27/02/2025 Perşembe Köşe yazarı S.A
Ramazan ayı, manevi
ticaret mevsimidir. Mevsiminde yapılan ticaretin kârı bir başkadır; daha çok
kazandırır...
"On bir ayın sultanı"na kavuşmaya günler kaldı... Ramazan ayı gelince Sevgili Peygamberimiz (aleyhisselâm) şöyle buyururdu:
(Ramazan
geldi. Bu ayda Cennet kapıları açılır, Cehennem kapıları kapanır, şeytanlar
bağlanır. Yazıklar olsun o adama ki; bu aya kavuşur, fakat Rabbimizin
rahmetinin sağanak sağanak yağdığı bu ayda mağfirete kavuşamaz. Bu ayda
kavuşamadıysa ne zaman kavuşacak?)
Oruç
ibadeti, yalnız bu ümmete değil, diğer ümmetlere de farz kılınmıştı. Fakat
onların orucu başka günlerde ve başka aylarda idi. Bize ise ramazan ayında farz
kılındı. Kur'ân-ı kerîmin nazil olduğu, içinde bin aydan daha kıymetli Kadir
Gecesinin bulunduğu ramazan ayının tercih edilmesi, nimet üstüne nimet oldu
bizim için...
Ramazan
ayı, manevi ticaret mevsimidir. Mevsiminde yapılan ticaretin kârı bir başkadır;
daha çok kazandırır. Hasat zamanında mahsul almazsanız, daha sonra
alacağınızdan iyi bir netice elde edemezsiniz.
Bu
ayda bizlere çok müjdeler var. Hadîs-i şerîfte buyuruluyor ki:
(Ramazan
ayını, oruç tutarak, ibadetlerle, haramlardan sakınarak, mükafatını Rabbinden
bekleyerek geçiren mü'minin bütün günahları affedilir.
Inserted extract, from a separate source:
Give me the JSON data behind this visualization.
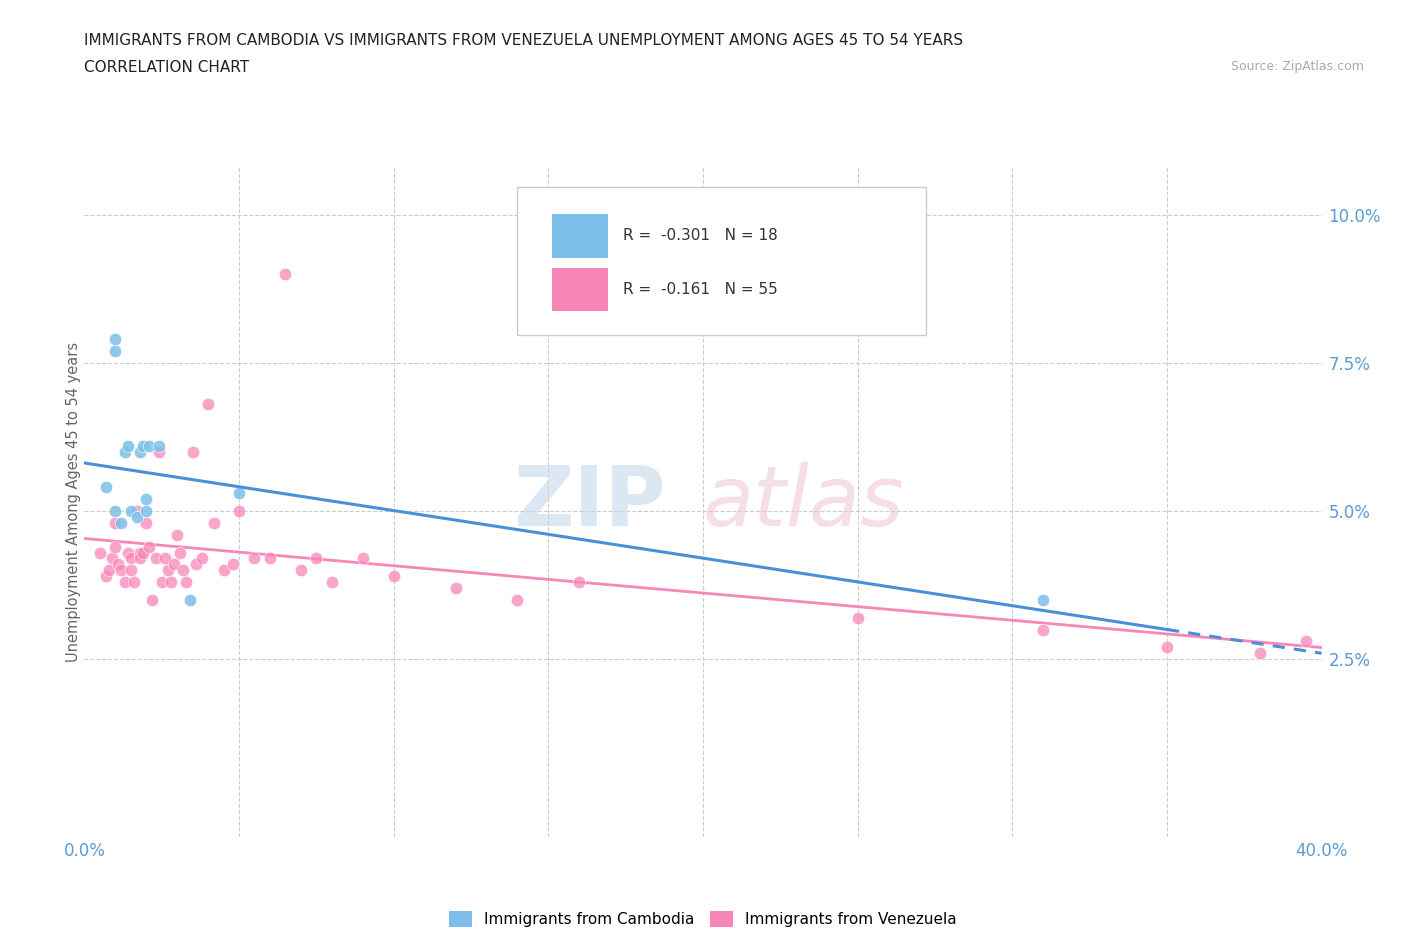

Annesinden yeni doğmuş
gibi günahsız olur.)
Orucun
diğer ibadetlerden farkı, onda gösteriş yoktur. O, kul ile Rabbi arasındadır,
başkalarının haberi bile olmaz.
Meselâ;
namaz kıldığımız zaman, bizim namazımızı beğensinler, takdir etsinler diye
içimizden geçirebiliriz. Zekât verirken de aynı şeyleri düşünebiliriz. Hac,
zaten topluca yapılan bir ibadettir, gizlenemez.
Oruç,
gizli bir ibadettir, kimse fark edemez, ondan ancak Yaratıcımızın haberi olur.
Bunun
içindir ki, Rabbimiz şöyle buyuruyor:
"Âdemoğlunun
bütün amelleri kendisi içindir, oruç hariç. O, benim içindir. Yemesini
içmesini, nefsâni arzularını benim için terk ediyor, onun karşılığını da ben
vereceğim."
Gösterişten,
riyâdan uzak, Allah için yapılan ibadetler çok kıymetlidir. Nefse en zor gelen
şey, ihlasla yapılan ibadetlerdir. Çünkü onda nefsin hiç payı yoktur.
Hanım
evliyâlardan Rabia-i Adviyye hazretleri bir münâcatında diyor ki: "Ey
Rabbim! Senin rızanı kazanabilseydim, bana kâfi idi. Başkaları razı olmuş,
olmamış, beğenmiş, beğenmemiş hiç kıymet ifade etmez. Çünkü toprağın üzerinde
ne varsa toprak olmaya mahkûmdur..."
Doğrusu da bu değil mi?..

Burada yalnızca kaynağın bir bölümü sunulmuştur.